On the go: Scottish Greens councillor Shona McIntosh has tabled a motion for an upcoming East Lothian Council meeting, appealing for broader and more democratic oversight over the successor to the £8.6bn Lothian Pension Fund.
In May, the Lothian fund and the £3.2bn Falkirk Council Pension Fund — both participants in the Local Government Pension Scheme — announced they were exploring a merger.
First reported by the East Lothian Courier, the motion from McIntosh, a councillor for Musselburgh Ward, will be considered at a meeting of the East Lothian Council on August 23.
Should the merger proceed, both committees would lose oversight over the new fund and be replaced by a body.
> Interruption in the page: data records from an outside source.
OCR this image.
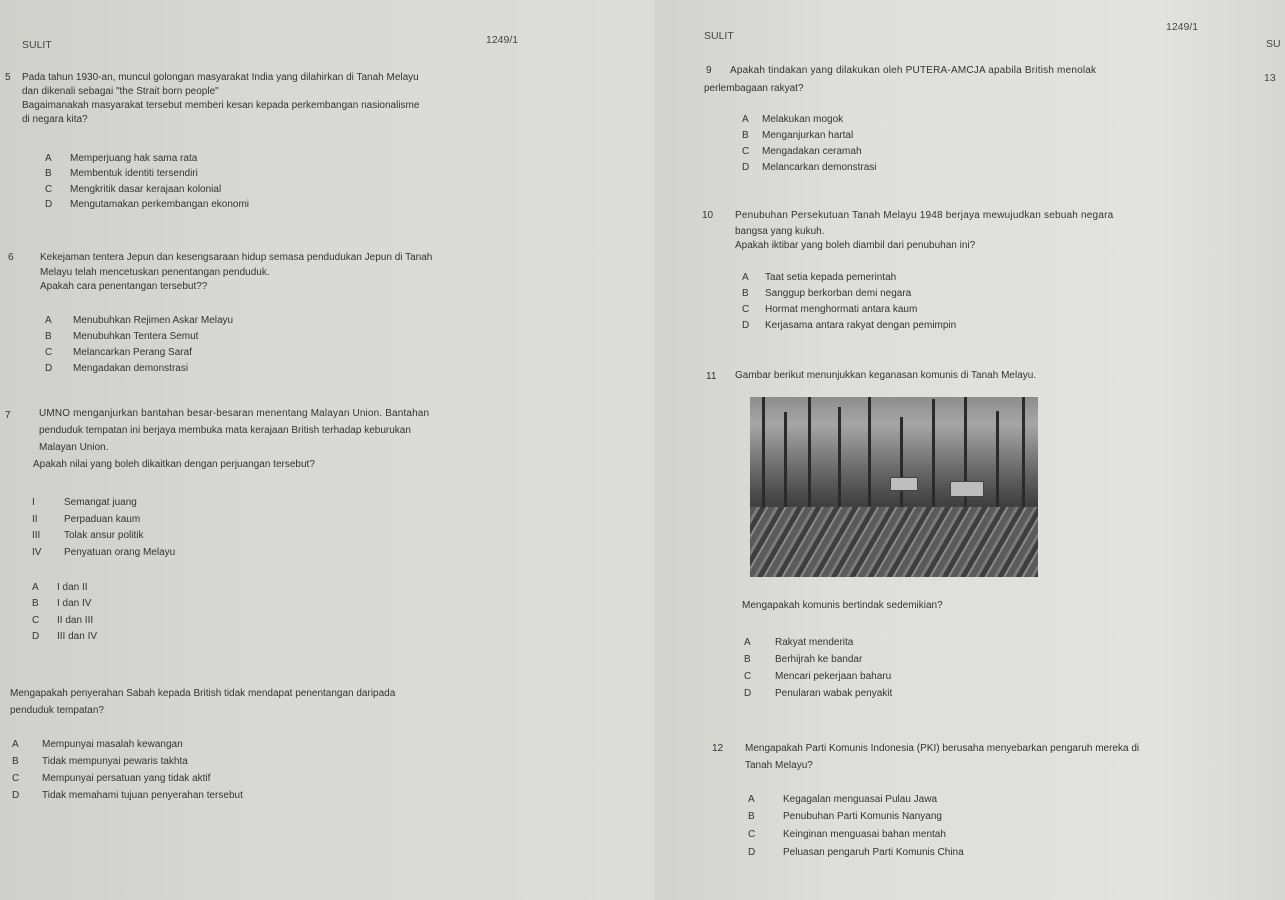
SULIT	1249/1
5 Pada tahun 1930-an, muncul golongan masyarakat India yang dilahirkan di Tanah Melayu
dan dikenali sebagai "the Strait born people"
Bagaimanakah masyarakat tersebut memberi kesan kepada perkembangan nasionalisme
di negara kita?
A Memperjuang hak sama rata
B Membentuk identiti tersendiri
C Mengkritik dasar kerajaan kolonial
D Mengutamakan perkembangan ekonomi
6	Kekejaman tentera Jepun dan kesengsaraan hidup semasa pendudukan Jepun di Tanah
Melayu telah mencetuskan penentangan penduduk.
Apakah cara penentangan tersebut??
A Menubuhkan Rejimen Askar Melayu
B Menubuhkan Tentera Semut
C Melancarkan Perang Saraf
D Mengadakan demonstrasi
7	UMNO menganjurkan bantahan besar-besaran menentang Malayan Union. Bantahan
penduduk tempatan ini berjaya membuka mata kerajaan British terhadap keburukan
Malayan Union.
Apakah nilai yang boleh dikaitkan dengan perjuangan tersebut?
I	Semangat juang
II	Perpaduan kaum
III Tolak ansur politik
IV Penyatuan orang Melayu
A I dan II
B I dan IV
C II dan III
D III dan IV
Mengapakah penyerahan Sabah kepada British tidak mendapat penentangan daripada
penduduk tempatan?
A Mempunyai masalah kewangan
B Tidak mempunyai pewaris takhta
C Mempunyai persatuan yang tidak aktif
D Tidak memahami tujuan penyerahan tersebut
SULIT
1249/1
SU
13
9 Apakah tindakan yang dilakukan oleh PUTERA-AMCJA apabila British menolak
perlembagaan rakyat?
A Melakukan mogok
B Menganjurkan hartal
C Mengadakan ceramah
D Melancarkan demonstrasi
10 Penubuhan Persekutuan Tanah Melayu 1948 berjaya mewujudkan sebuah negara
bangsa yang kukuh.
Apakah iktibar yang boleh diambil dari penubuhan ini?
A Taat setia kepada pemerintah
B Sanggup berkorban demi negara
C Hormat menghormati antara kaum
D Kerjasama antara rakyat dengan pemimpin
11 Gambar berikut menunjukkan keganasan komunis di Tanah Melayu.
Mengapakah komunis bertindak sedemikian?
A Rakyat menderita
B Berhijrah ke bandar
C Mencari pekerjaan baharu
D Penularan wabak penyakit
12 Mengapakah Parti Komunis Indonesia (PKI) berusaha menyebarkan pengaruh mereka di
Tanah Melayu?
A	Kegagalan menguasai Pulau Jawa
B	Penubuhan Parti Komunis Nanyang
C	Keinginan menguasai bahan mentah
D	Peluasan pengaruh Parti Komunis China
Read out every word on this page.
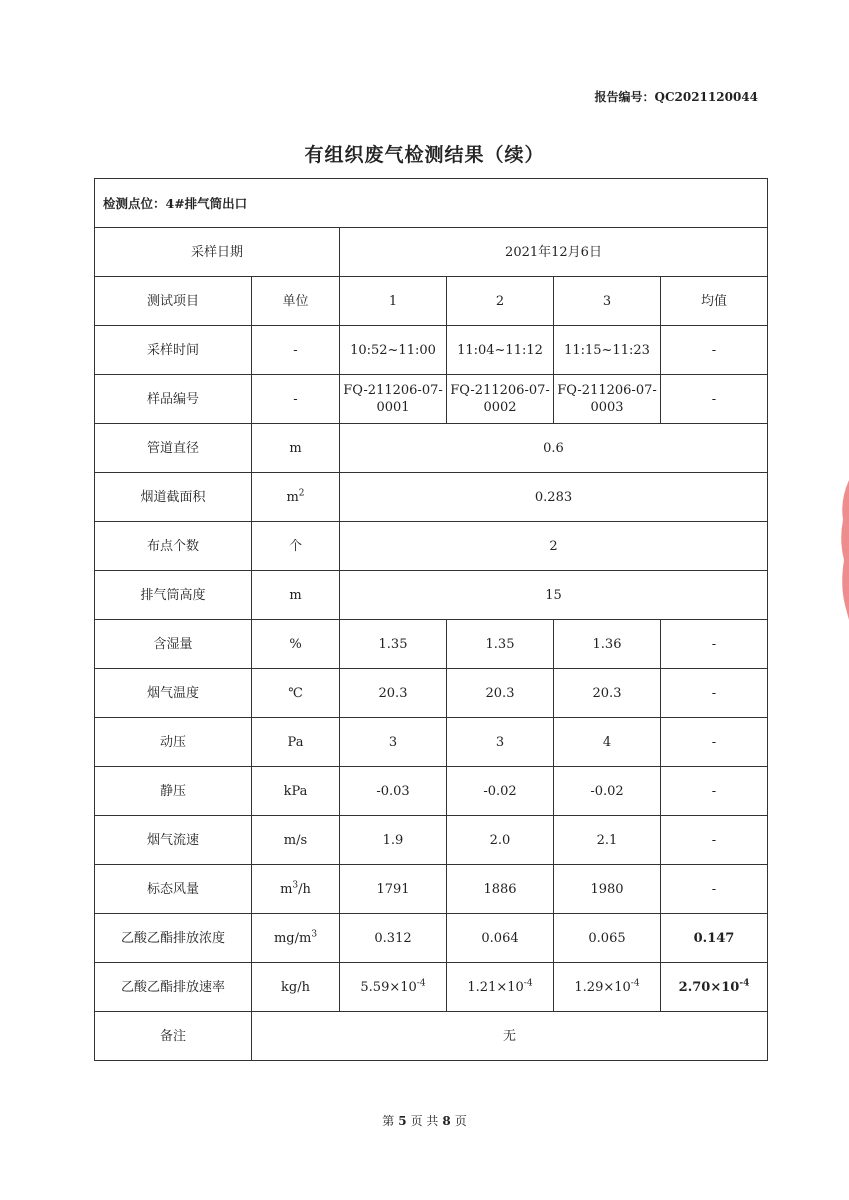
报告编号：QC2021120044
有组织废气检测结果（续）
检测点位：4#排气筒出口					
采样日期		2021年12月6日			
测试项目	单位	1	2	3	均值
采样时间	-	10:52~11:00	11:04~11:12	11:15~11:23	-
样品编号	-	FQ-211206-07-0001	FQ-211206-07-0002	FQ-211206-07-0003	-
管道直径	m	0.6			
烟道截面积	$m^2$	0.283			
布点个数	个	2			
排气筒高度	m	15			
含湿量	%	1.35	1.35	1.36	-
烟气温度	℃	20.3	20.3	20.3	-
动压	Pa	3	3	4	-
静压	kPa	-0.03	-0.02	-0.02	-
烟气流速	m/s	1.9	2.0	2.1	-
标态风量	$m^3/h$	1791	1886	1980	-
乙酸乙酯排放浓度	$mg/m^3$	0.312	0.064	0.065	0.147
乙酸乙酯排放速率	kg/h	$5.59\times 10^{-4}$	$1.21\times 10^{-4}$	$1.29\times 10^{-4}$	$2.70\times 10^{-4}$
备注	无				
第 5 页 共 8 页
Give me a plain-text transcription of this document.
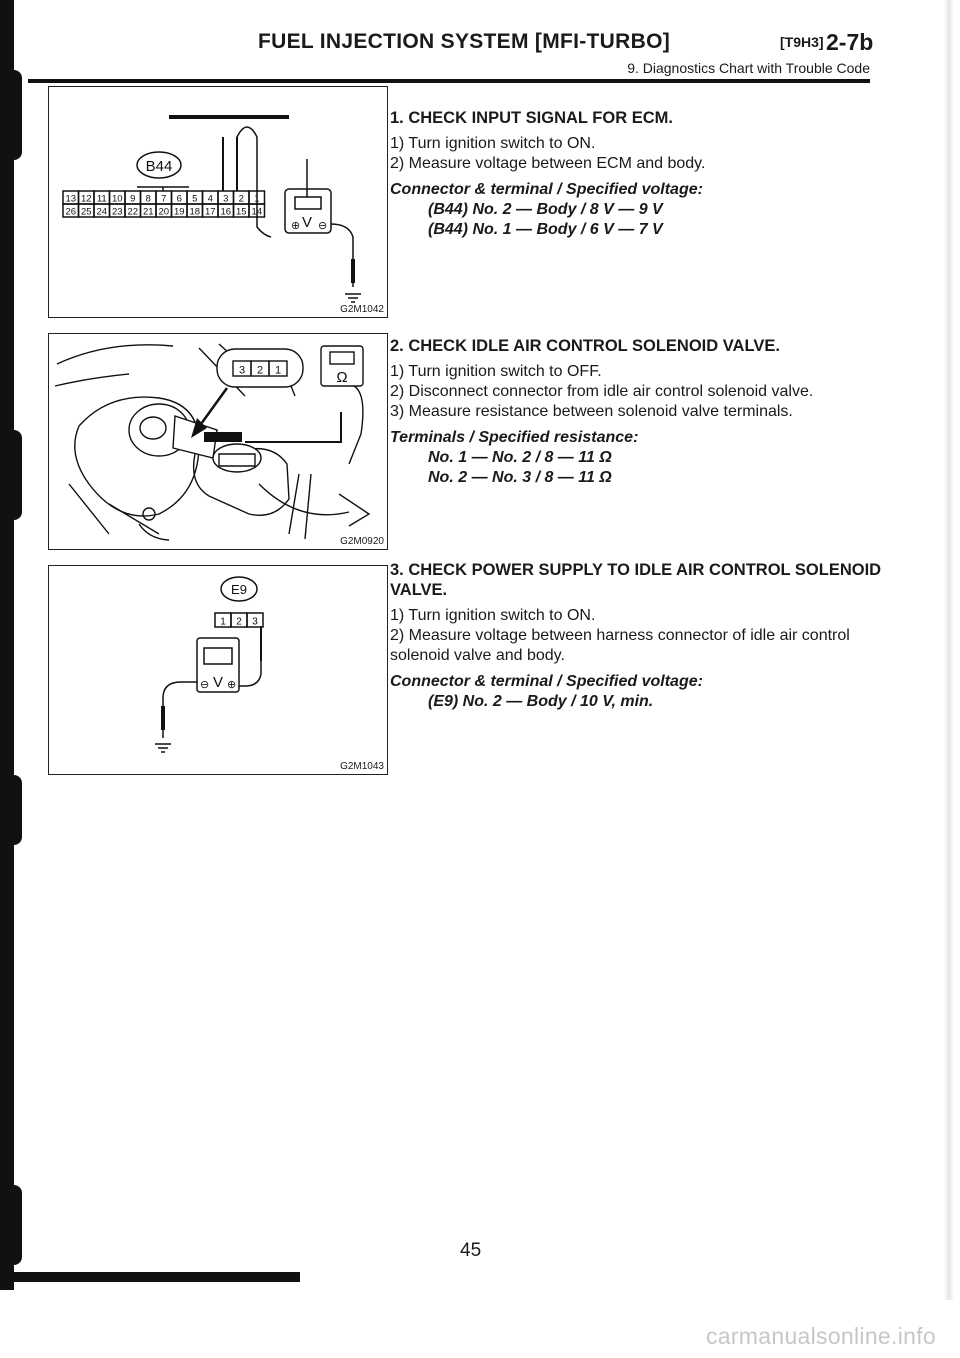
FUEL INJECTION SYSTEM [MFI-TURBO]	[T9H3] 2-7b
9. Diagnostics Chart with Trouble Code
B44
13 12 11 10 9 8 7 6 5 4 3 2 1
26 25 24 23 22 21 20 19 18 17 16 15 14
V
⊕ ⊖
G2M1042
3 2 1	Ω
G2M0920
E9
1 2 3
V
⊖ ⊕
G2M1043
1. CHECK INPUT SIGNAL FOR ECM.
1) Turn ignition switch to ON.
2) Measure voltage between ECM and body.
Connector & terminal / Specified voltage:
(B44) No. 2 — Body / 8 V — 9 V
(B44) No. 1 — Body / 6 V — 7 V
2. CHECK IDLE AIR CONTROL SOLENOID VALVE.
1) Turn ignition switch to OFF.
2) Disconnect connector from idle air control solenoid valve.
3) Measure resistance between solenoid valve terminals.
Terminals / Specified resistance:
No. 1 — No. 2 / 8 — 11 Ω
No. 2 — No. 3 / 8 — 11 Ω
3. CHECK POWER SUPPLY TO IDLE AIR CONTROL SOLENOID VALVE.
1) Turn ignition switch to ON.
2) Measure voltage between harness connector of idle air control solenoid valve and body.
Connector & terminal / Specified voltage:
(E9) No. 2 — Body / 10 V, min.
45
carmanualsonline.info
In the motion, McIntosh expressed her concern that this body would not have the same level of elected member, trade union and employer representation.
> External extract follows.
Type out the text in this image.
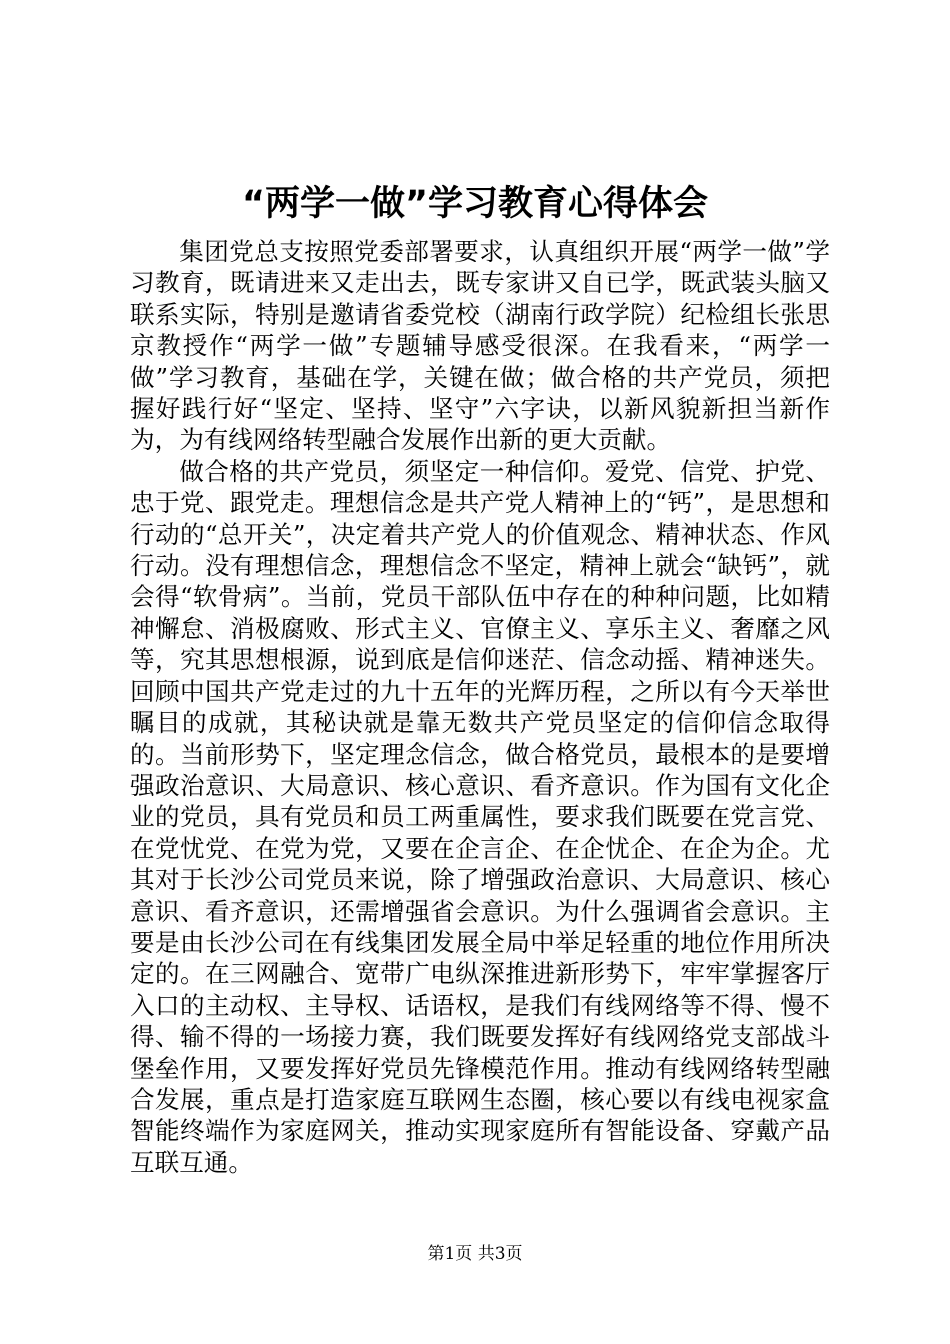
“两学一做”学习教育心得体会

集团党总支按照党委部署要求，认真组织开展“两学一做”学习教育，既请进来又走出去，既专家讲又自已学，既武装头脑又联系实际，特别是邀请省委党校（湖南行政学院）纪检组长张思京教授作“两学一做”专题辅导感受很深。在我看来，“两学一做”学习教育，基础在学，关键在做；做合格的共产党员，须把握好践行好“坚定、坚持、坚守”六字诀，以新风貌新担当新作为，为有线网络转型融合发展作出新的更大贡献。

做合格的共产党员，须坚定一种信仰。爱党、信党、护党、忠于党、跟党走。理想信念是共产党人精神上的“钙”，是思想和行动的“总开关”，决定着共产党人的价值观念、精神状态、作风行动。没有理想信念，理想信念不坚定，精神上就会“缺钙”，就会得“软骨病”。当前，党员干部队伍中存在的种种问题，比如精神懈怠、消极腐败、形式主义、官僚主义、享乐主义、奢靡之风等，究其思想根源，说到底是信仰迷茫、信念动摇、精神迷失。回顾中国共产党走过的九十五年的光辉历程，之所以有今天举世瞩目的成就，其秘诀就是靠无数共产党员坚定的信仰信念取得的。当前形势下，坚定理念信念，做合格党员，最根本的是要增强政治意识、大局意识、核心意识、看齐意识。作为国有文化企业的党员，具有党员和员工两重属性，要求我们既要在党言党、在党忧党、在党为党，又要在企言企、在企忧企、在企为企。尤其对于长沙公司党员来说，除了增强政治意识、大局意识、核心意识、看齐意识，还需增强省会意识。为什么强调省会意识。主要是由长沙公司在有线集团发展全局中举足轻重的地位作用所决定的。在三网融合、宽带广电纵深推进新形势下，牢牢掌握客厅入口的主动权、主导权、话语权，是我们有线网络等不得、慢不得、输不得的一场接力赛，我们既要发挥好有线网络党支部战斗堡垒作用，又要发挥好党员先锋模范作用。推动有线网络转型融合发展，重点是打造家庭互联网生态圈，核心要以有线电视家盒智能终端作为家庭网关，推动实现家庭所有智能设备、穿戴产品互联互通。

第1页 共3页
If passed, the motion would instruct the leader of the council to write to the Lothian Pension Fund and to the leaders of the Edinburgh and Falkirk councils, expressing concern “at the possibility of any loss of democratic oversight over the local government pension fund for our area, if elected members were to be omitted from the new board”.
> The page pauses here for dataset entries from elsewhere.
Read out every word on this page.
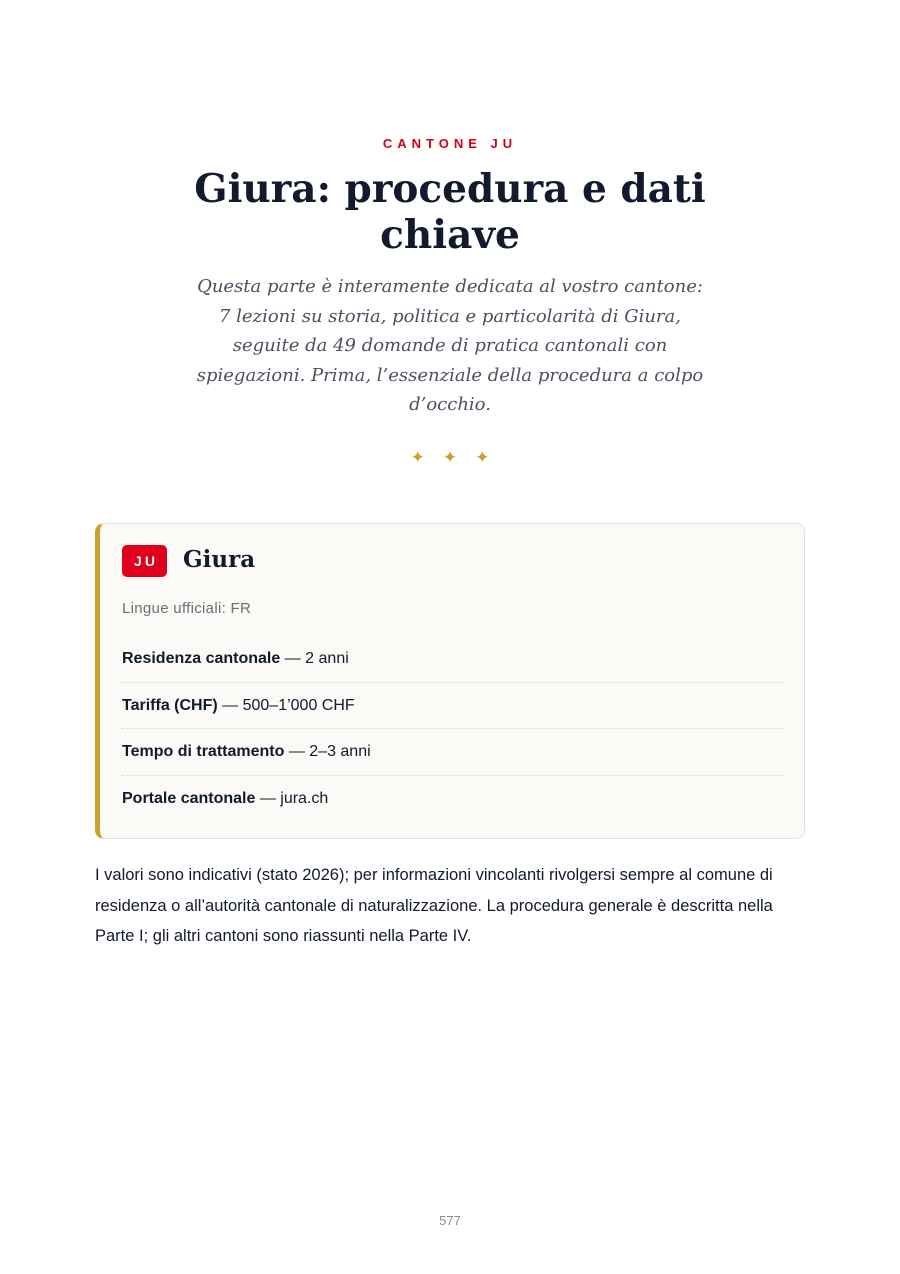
CANTONE JU
Giura: procedura e dati chiave

Questa parte è interamente dedicata al vostro cantone: 7 lezioni su storia, politica e particolarità di Giura, seguite da 49 domande di pratica cantonali con spiegazioni. Prima, l’essenziale della procedura a colpo d’occhio.

✦✦✦
JU	Giura
Lingue ufficiali: FR
Residenza cantonale — 2 anni
Tariffa (CHF) — 500–1’000 CHF
Tempo di trattamento — 2–3 anni
Portale cantonale — jura.ch

I valori sono indicativi (stato 2026); per informazioni vincolanti rivolgersi sempre al comune di residenza o all’autorità cantonale di naturalizzazione. La procedura generale è descritta nella Parte I; gli altri cantoni sono riassunti nella Parte IV.

577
It also calls on the council and fund leaders to “strengthen democratic oversight, by ensuring that any new board has broad representation from trade unions and employers, and also contains elected members drawn proportionately from all participating local authorities areas”.
McIntosh told Pensions Expert that she was “not against the merger per se” and had worded the motion so that it did not express a view on the merger itself either way.
“The issue is that the proposed new board to replace the pensions committee vastly reduces the elected member representation, even from its current form,” she said.
“Its current form is problematic because no councillors from East, West or Midlothian have a seat at the table.
“East Lothian spent £19mn of public money on contributions into the fund last year alone, but we have no ability to provide direction or even comment on its management or investment strategy,” she continued.
“The point of the motion is to say that, rather than reduce the elected representatives, we’d like to see that number expanded and to include fair representation from all the councils who are part of the scheme (as well as trade union and other employer representation)”.
A Lothian Pension Fund spokesperson said: “We welcome East Lothian Council’s interests in the proposals, as we do all comments and questions from members, employers, and other stakeholders.
"A key feature of the merger proposals is a governance model that is more closely aligned to best practice in occupational pension schemes. This includes a more representative governance body to better reflect the multiple employers, both local authority and non-local authority employers, and increased representation from scheme members themselves. The proposals retain local democratic oversight.
“Further details of the structure and composition of the governance body and the statutory Pensions Board will be shared in due course.”